## Cryptoloc Statment

A mathematician specialising in symmetry which is central to public-key cryptography and enables encryption solutions like Cryptoloc Technology has won a prestigious award.

Emeritus Professor Cheryl Praeger of the University of Western Australia has won the 2019 Australian Prime Minister’s Prize for Science for her contributions to pure mathematics. Professor Praeger specialises in the mathematics of symmetry.

“I feel very excited at this recognition of the research achievements of me and my colleagues and students in the mathematics of symmetry,” Professor Praeger says.

“I was very lucky that early in my career an immensely powerful mega-theorem was born, identifying all the mathematical atoms or building blocks of symmetry – the so-called finite simple groups.

“I was one of the first to exploit this watershed result to build new fundamental theory and new methods to study groups and symmetrical structures like networks and designs.”

New algorithms Professor Praeger developed were built into the computer systems GAP and MAGMA and used by scientists and mathematicians world-wide.

Professor Praeger’s career may have taken a different course if she had listened to the advice of her career advisor in high school, who told her girls don’t study mathematics.

“By the time I was finishing high school I knew I wanted to continue my studies in mathematics, but the career adviser suggested becoming a nurse instead,” she says.

“I could not imagine giving someone an injection, so for me being a nurse wasn’t something I could imagine doing.”

Stubbornly dissatisfied with this advice, Professor Praeger became even more determined to study mathematics.

**How mathematics of symmetry is used in public-key cryptography**

Cryptoloc Chief Data scientist Melissa Crossman explains how the mathematics of symmetry, for which Professor Praeger is renowned world-wide, is used in public–key cryptography.

A cryptographic key is a long word that looks like random letters and numbers. It encrypts confidential data using a complex mathematical equation that is only solvable with the appropriate cryptographic key.

When the person encrypting and sending the data and the person receiving and decrypting the data have the exact same key, it is called a symmetric key.
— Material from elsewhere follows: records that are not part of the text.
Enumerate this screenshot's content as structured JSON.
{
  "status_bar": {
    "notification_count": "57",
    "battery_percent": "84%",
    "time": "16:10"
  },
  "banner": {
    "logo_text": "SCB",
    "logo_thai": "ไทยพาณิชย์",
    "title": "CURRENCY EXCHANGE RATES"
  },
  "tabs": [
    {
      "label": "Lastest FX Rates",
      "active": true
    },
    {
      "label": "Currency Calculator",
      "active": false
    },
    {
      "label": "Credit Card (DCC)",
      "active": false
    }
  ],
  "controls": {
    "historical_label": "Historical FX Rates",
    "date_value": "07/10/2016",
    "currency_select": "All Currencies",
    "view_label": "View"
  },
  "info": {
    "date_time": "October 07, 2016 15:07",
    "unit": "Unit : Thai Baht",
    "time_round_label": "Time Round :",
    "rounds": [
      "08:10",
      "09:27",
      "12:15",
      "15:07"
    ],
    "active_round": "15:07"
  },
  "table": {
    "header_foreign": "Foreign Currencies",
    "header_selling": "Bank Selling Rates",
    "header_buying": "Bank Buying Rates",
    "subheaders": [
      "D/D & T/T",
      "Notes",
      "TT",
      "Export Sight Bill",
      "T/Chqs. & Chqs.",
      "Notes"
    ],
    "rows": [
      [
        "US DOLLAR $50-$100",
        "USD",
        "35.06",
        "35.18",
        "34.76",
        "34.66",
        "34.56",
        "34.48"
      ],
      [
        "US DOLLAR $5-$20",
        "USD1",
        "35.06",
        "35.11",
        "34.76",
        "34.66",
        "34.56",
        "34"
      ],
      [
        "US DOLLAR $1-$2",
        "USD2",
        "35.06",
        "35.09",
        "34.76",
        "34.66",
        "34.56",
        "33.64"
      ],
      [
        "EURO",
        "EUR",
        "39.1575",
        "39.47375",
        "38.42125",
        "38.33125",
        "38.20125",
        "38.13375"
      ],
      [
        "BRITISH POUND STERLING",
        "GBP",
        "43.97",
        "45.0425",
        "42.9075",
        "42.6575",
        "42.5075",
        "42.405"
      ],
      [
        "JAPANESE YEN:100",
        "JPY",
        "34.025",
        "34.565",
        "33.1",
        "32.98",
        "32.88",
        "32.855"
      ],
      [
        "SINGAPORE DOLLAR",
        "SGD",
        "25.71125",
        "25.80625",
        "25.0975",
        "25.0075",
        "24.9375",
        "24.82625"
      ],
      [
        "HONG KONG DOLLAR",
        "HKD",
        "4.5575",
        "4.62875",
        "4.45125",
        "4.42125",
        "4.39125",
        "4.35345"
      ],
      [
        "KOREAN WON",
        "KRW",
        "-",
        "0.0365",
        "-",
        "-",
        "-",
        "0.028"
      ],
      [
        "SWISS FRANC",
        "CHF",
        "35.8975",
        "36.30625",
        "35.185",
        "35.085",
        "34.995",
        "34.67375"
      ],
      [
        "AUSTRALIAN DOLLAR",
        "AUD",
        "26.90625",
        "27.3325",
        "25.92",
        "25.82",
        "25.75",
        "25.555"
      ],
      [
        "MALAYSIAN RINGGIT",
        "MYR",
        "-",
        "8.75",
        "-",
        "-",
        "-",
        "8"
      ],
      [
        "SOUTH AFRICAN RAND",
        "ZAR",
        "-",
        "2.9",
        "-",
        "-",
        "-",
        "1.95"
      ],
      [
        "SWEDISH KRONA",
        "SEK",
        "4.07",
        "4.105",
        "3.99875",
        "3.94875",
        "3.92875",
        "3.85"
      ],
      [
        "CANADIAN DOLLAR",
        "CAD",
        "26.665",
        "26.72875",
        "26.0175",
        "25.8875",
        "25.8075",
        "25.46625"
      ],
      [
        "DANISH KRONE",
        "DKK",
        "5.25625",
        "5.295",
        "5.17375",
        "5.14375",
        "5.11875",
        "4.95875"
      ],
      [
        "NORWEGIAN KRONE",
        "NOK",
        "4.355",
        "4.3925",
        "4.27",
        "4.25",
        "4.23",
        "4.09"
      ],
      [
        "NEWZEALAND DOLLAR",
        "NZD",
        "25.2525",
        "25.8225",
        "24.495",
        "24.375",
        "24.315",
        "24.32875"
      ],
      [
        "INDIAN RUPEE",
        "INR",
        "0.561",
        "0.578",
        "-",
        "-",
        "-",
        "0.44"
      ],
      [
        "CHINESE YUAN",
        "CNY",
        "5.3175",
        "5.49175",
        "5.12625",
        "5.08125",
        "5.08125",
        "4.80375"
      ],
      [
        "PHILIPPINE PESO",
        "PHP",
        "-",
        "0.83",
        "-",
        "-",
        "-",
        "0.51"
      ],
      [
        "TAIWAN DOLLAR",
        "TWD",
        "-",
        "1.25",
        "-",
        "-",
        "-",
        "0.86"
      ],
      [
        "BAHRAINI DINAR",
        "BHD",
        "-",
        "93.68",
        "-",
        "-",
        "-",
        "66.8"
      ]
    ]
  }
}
Because both parties have access to the key, this process is referred to as symmetric key cryptography.

Symmetric key cryptography is useful for exchanging private information between known parties. However, it presents a security weakness. The symmetric key must be transported between parties and is at risk of interception in what is known as a middle-man attack. A third party can intercept a copy of the symmetric key when it is first shared and can decrypt any of the confidential data shared.

Public key cryptography was created to solve this vulnerability by creating a unique key for each user while also offering the benefits of being able to identify individual users. Both the sender and receiver have their private key that they keep secret. A one-way mathematical equation is then used to create a public key for each user.

The public keys by themselves cannot be used to decrypt the information and can, therefore, be easily shared without creating a vulnerability. The sender of the information then encrypts the data using a combination of their private key and the intended recipients public key. Then through the power of mathematics and how the recipient’s public key is used in the encryption, only their private key can decrypt the data, ensuring security.

When different keys are used to encrypt and decrypt that same data the keys are said to be asymmetric. Whenever you access a secure website, such as sites that start with https, part of how your browser communicates with that site uses a symmetric key and the other part uses asymmetric keys.

**How ****Cryptoloc**** Technology uses mathematics of symmetry**

Secure data cloud storage and sharing systems such as products by Cryptoloc Technology use several types of encryption keys and mechanisms including symmetric, asymmetric and private-public cryptography.

“Mathematics underpins every part of our digital technology, and in particular secure communication of our private data depends on novel protocols founded on the mathematics of symmetry, like those used by Cryptoloc,” Professor Praeger says.

“I am excited to think that my research in group theory may lead to future breakthroughs and innovations in cybersecurity and encryption solutions like these.”

**The importance of women in STEM**

Professor Praeger says she was fortunate to have female role models working in STEM, while her mother was also very encouraging.

“It was my mother’s dream that one of her children would have a university education,” she says.

Ms Crossman says it was her mother who also encouraged her into the STEM fields.

“I was lucky enough to have female role models working in STEM, with my mother also having a degree in science and mathematics,” she says.

“She contributed to the early development of the computer science and programming fields.

Both women share the same love of mathematics for its foundation in all problem solving.

Professor Praeger says she’d like to see more young people and girls being encouraged to study in the STEM fields.

“Australia needs more young people with strong STEM skills to face future technological challenges in society,” she says.

“In particular we need more girls to choose STEM, as we cannot possibly do our best if we ignore half of our talent.”

Cryptoloc congratulates Professor Praeger and will continue to be a strong proponent of girls and women working in the STEM fields.

“Professor Praeger is an admirable role model and she’s certainly proven her high school career advisor wrong through her ground-breaking achievements in mathematics,” Ms Crossman says.